May 8, 2008
I sat down to watch The Wheel again last night. Figured it would be extra fun after reading the script and all. The ones I have saved on my DVR are from the second straight-through run of the season.
Let’s remember this: They showed season one at 10 and “encore presentations” at 11. Then they showed a few episodes (I think it was 1, 2, 5, 6, 10–13). Then they showed the full season straight through again.
Roberta and I discovered they were cutting the encore presentations. Cutting! The very first day the episode was run. CUTTING.
Last night I discovered that the second run of season 1 was cut further. Further! I want to smoosh their little AMC faces with pie, I really do. The episode felt noticeably truncated. Over too quick. Brief. Fleeting. Choppy. Smoosh their faces, I tell you!
Here’s what I mean, using one scene as an example. Seriously, don’t read this if you have a weak stomach.
Original run: Pete gets roped into a reproduction discussion with his father-in-law. Father-in-law indicates that a bun in the oven would get Pete the Clearasil account. That night in bed, Pete pressures Trudy into unprotected sex (the infamous “deleted scene“).
Encore presentation: Pete gets roped into a reproduction discussion with his father-in-law. Father-in-law indicates that a bun in the oven would get Pete the Clearasil account.

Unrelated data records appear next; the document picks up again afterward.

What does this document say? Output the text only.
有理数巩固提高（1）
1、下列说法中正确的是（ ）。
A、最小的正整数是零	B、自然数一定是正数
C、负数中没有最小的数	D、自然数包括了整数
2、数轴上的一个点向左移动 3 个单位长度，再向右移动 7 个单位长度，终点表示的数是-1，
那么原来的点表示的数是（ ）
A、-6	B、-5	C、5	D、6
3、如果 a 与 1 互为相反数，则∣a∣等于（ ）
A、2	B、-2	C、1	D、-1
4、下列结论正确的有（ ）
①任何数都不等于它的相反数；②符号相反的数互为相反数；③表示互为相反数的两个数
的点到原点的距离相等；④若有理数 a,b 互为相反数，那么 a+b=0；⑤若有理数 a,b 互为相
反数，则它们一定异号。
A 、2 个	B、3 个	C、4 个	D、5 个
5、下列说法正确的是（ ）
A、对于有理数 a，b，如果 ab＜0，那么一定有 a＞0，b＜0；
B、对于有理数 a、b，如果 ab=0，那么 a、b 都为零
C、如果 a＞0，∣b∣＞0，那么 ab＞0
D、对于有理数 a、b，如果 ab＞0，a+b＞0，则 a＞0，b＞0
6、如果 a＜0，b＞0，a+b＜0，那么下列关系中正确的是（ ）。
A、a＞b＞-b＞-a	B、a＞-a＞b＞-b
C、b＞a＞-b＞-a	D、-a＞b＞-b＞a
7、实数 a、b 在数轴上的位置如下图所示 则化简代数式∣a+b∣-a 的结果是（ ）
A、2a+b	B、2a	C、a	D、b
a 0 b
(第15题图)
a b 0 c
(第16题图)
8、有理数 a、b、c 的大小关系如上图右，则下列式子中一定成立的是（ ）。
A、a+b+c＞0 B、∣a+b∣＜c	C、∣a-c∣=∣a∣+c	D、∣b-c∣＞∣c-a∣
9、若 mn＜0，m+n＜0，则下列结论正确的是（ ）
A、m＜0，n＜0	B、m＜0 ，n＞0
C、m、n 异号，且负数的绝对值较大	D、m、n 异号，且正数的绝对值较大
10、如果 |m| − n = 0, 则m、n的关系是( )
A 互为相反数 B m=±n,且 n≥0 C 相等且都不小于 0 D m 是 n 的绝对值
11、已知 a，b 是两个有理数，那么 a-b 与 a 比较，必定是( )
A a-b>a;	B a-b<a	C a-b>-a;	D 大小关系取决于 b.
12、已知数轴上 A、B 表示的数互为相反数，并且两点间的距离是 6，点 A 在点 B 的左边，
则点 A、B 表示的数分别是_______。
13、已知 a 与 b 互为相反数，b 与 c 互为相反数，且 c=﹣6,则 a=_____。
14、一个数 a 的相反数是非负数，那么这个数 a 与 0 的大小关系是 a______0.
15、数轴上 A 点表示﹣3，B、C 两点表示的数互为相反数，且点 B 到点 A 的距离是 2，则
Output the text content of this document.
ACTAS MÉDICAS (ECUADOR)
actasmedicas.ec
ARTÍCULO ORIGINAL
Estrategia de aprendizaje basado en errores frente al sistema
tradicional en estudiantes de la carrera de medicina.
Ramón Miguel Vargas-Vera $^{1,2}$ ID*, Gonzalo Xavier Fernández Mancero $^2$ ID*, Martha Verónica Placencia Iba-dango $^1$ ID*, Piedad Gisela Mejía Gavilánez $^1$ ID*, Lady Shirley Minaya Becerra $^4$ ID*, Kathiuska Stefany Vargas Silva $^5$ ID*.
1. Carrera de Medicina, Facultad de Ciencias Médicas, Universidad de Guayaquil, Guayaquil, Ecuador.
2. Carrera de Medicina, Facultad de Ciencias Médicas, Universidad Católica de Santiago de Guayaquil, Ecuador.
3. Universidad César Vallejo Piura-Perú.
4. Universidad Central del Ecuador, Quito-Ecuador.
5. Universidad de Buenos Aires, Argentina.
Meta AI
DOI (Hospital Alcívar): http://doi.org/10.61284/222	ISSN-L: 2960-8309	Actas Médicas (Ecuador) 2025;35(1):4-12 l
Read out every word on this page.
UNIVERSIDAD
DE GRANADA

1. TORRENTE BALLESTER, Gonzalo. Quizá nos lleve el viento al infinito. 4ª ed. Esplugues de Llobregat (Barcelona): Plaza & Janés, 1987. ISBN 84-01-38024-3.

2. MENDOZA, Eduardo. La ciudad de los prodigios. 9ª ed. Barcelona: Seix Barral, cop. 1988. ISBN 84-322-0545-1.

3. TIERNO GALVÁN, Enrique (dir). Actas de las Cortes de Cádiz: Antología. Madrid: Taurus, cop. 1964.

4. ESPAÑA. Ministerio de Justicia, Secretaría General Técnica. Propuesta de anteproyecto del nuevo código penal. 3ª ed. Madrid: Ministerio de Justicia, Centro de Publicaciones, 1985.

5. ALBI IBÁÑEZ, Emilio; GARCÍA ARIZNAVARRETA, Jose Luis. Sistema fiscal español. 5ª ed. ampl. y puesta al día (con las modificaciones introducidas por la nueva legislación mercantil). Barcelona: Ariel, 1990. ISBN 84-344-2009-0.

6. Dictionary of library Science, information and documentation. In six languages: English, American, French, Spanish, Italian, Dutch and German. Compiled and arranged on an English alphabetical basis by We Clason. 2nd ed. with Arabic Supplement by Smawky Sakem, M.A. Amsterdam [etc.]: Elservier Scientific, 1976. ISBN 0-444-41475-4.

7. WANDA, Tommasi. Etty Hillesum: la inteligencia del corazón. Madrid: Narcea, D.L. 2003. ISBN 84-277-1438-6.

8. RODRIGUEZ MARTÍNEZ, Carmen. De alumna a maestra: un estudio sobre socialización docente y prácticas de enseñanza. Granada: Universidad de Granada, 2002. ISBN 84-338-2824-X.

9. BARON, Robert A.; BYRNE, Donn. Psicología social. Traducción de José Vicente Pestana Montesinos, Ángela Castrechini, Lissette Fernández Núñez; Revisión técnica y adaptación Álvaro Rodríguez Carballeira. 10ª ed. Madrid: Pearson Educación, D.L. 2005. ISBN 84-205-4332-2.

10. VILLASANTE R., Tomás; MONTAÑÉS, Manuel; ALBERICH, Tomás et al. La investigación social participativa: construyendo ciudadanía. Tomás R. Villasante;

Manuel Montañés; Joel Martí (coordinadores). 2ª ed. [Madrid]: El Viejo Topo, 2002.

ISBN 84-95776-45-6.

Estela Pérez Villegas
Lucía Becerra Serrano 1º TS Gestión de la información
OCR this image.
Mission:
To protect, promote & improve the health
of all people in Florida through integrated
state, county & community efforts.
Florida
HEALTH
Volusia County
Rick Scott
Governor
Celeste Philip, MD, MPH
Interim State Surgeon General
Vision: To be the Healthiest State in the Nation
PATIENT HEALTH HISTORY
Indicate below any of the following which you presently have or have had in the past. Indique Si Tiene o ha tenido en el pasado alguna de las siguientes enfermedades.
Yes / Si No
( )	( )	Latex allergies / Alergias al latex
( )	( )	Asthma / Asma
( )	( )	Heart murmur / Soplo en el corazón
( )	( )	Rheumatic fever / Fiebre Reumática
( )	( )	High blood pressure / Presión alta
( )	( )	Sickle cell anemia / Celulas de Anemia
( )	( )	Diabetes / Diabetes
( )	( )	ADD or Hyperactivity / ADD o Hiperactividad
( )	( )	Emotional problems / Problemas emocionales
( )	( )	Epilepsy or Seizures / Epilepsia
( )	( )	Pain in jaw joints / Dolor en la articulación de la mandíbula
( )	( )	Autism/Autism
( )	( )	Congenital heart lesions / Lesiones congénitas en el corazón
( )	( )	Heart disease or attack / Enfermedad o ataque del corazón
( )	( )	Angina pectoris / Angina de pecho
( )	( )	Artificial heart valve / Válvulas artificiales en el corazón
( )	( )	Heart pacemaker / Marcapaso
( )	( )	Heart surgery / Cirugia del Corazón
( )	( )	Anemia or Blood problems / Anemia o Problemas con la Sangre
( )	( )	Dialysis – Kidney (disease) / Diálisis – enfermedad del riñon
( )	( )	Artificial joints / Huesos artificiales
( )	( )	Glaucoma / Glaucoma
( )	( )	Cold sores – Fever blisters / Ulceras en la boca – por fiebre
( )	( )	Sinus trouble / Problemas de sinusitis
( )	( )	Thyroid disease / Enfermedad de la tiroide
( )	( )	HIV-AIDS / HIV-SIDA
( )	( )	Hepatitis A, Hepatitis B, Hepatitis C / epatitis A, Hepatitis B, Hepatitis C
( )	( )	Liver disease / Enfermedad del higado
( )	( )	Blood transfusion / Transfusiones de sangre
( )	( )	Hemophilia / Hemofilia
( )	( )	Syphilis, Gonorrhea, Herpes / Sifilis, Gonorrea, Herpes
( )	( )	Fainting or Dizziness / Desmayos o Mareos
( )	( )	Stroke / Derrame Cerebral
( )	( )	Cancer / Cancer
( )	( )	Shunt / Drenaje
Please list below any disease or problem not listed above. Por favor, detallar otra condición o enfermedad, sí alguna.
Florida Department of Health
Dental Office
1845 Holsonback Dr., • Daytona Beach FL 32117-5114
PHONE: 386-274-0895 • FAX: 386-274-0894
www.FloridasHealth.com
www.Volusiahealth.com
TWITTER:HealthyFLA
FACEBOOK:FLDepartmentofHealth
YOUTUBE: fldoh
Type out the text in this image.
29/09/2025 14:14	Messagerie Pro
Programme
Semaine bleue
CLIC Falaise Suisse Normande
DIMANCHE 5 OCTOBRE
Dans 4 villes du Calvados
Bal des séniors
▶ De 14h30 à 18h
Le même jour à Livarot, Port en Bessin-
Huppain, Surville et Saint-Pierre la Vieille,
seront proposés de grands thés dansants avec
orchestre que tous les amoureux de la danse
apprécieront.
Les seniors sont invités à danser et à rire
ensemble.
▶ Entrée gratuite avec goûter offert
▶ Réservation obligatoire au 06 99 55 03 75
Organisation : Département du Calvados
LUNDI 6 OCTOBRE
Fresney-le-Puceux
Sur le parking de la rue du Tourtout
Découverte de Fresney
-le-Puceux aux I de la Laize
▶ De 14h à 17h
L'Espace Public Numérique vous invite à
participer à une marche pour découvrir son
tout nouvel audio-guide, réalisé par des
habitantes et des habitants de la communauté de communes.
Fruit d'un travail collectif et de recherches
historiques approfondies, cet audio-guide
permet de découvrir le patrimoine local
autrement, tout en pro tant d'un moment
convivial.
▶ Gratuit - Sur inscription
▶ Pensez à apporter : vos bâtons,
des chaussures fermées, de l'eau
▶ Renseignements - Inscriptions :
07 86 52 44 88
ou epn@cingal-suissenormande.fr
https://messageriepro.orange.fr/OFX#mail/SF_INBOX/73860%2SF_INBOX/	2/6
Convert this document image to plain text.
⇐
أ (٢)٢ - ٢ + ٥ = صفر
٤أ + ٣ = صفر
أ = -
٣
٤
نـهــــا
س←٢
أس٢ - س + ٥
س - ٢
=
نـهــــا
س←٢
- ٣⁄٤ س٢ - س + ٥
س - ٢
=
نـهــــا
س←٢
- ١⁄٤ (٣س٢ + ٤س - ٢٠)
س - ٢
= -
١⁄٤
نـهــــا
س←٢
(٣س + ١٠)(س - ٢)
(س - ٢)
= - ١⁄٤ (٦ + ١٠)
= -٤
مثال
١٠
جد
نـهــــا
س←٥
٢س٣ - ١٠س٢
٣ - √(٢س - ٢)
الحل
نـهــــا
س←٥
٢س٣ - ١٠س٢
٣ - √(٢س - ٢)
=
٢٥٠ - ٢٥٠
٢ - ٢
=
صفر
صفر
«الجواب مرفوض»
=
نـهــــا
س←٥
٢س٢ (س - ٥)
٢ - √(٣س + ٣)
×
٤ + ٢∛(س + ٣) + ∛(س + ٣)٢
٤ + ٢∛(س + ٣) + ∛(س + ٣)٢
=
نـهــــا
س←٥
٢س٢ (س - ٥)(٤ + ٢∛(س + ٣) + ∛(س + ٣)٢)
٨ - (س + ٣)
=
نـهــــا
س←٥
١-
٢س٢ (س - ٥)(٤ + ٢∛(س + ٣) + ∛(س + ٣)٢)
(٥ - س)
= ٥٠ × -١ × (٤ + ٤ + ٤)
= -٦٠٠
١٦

Second run of the season: Pete gets roped into a reproduction discussion with his father-in-law.
Period. That’s it.
January 16, 2008
In the Wheel, Don says, “Bringing in business is the key to your salary, your status, and your self-worth”.
And later, Pete gets in Don’s face with his news about landing the Clearasil account, and closes with, “Self-worth and status. You said it”.
Self-worth seemed a little 1970’s/1980’s to my ear, a little me-generation (’70’s) or even the 12-step recovery years (late ’80’s early ’90’s) but I couldn’t pin it down. According to what I could find, it is 1960 plausible. Technically. Just barely.
Now certainly I have observed ‘corporate speak’ to eventually bleed into the streets. Who doesn’t know what being on the same page means? So perhaps Weiner is thinking that this expression got its start in the board room. Perhaps I could give Mr. W. a little more credit… perhaps his research reaches past dictionary.com (where my research stopped) and he actually knows this to be historically true.
But self-worth just doesn’t sound like something that originated in a conference room or ad agency. And so I remain skeptical.
January 3, 2008
Here’s an interesting article in Media Magazine on the phenomenon of the Baby Boomer. Not the Baby Boom, mind you, but Boomers; the people as an identifiable market, rather than just a statistical fact.
The article starts by talking about The Wheel, where Pete sees a future in products like Clearasil, because “there’s a surge in adolescence.” (It might also have mentioned the Elvis doesn’t wear a hat thing, but the Clearasil quote is better).
Our Mad Men guys were in the process of discovering the changing demographics of their world, which would develop into the notion of studying demographics as a way of focusing the market. Most articles about MM talk about how sex roles, clothing, social mores, and more are about to be transformed by the 1960s. But advertising itself also changed dramatically, as suggested in Marriage of Figaro, when the guys are looking at the Volkswagen ad; a brand new kind of advertisement, and by The Wheel, when Pete points out that a “surge in adolescence” has impact on the kind of products that sell.
Maybe some of you know about the famous write-in campaign to save Star Trek (the original). This was in 1968. What’s important about this is that the television networks weren’t studying demographics. They knew the show wasn’t popular, and didn’t know that the show was wildly popular among young males. Write-in campaigns are much less likely to succeed nowadays, precisely because the networks learned their lesson; they already know who’s watching.
The point is, demographic marketing wasn’t yet in its infancy; Pete Campbell’s statement is something like an embryo.
The Media Magazine article concludes with the fact that a woman named Florence Skelly, co-founder of the consumer research firm Yankelovich, coined the term “Baby Boomer” in the late 1960s.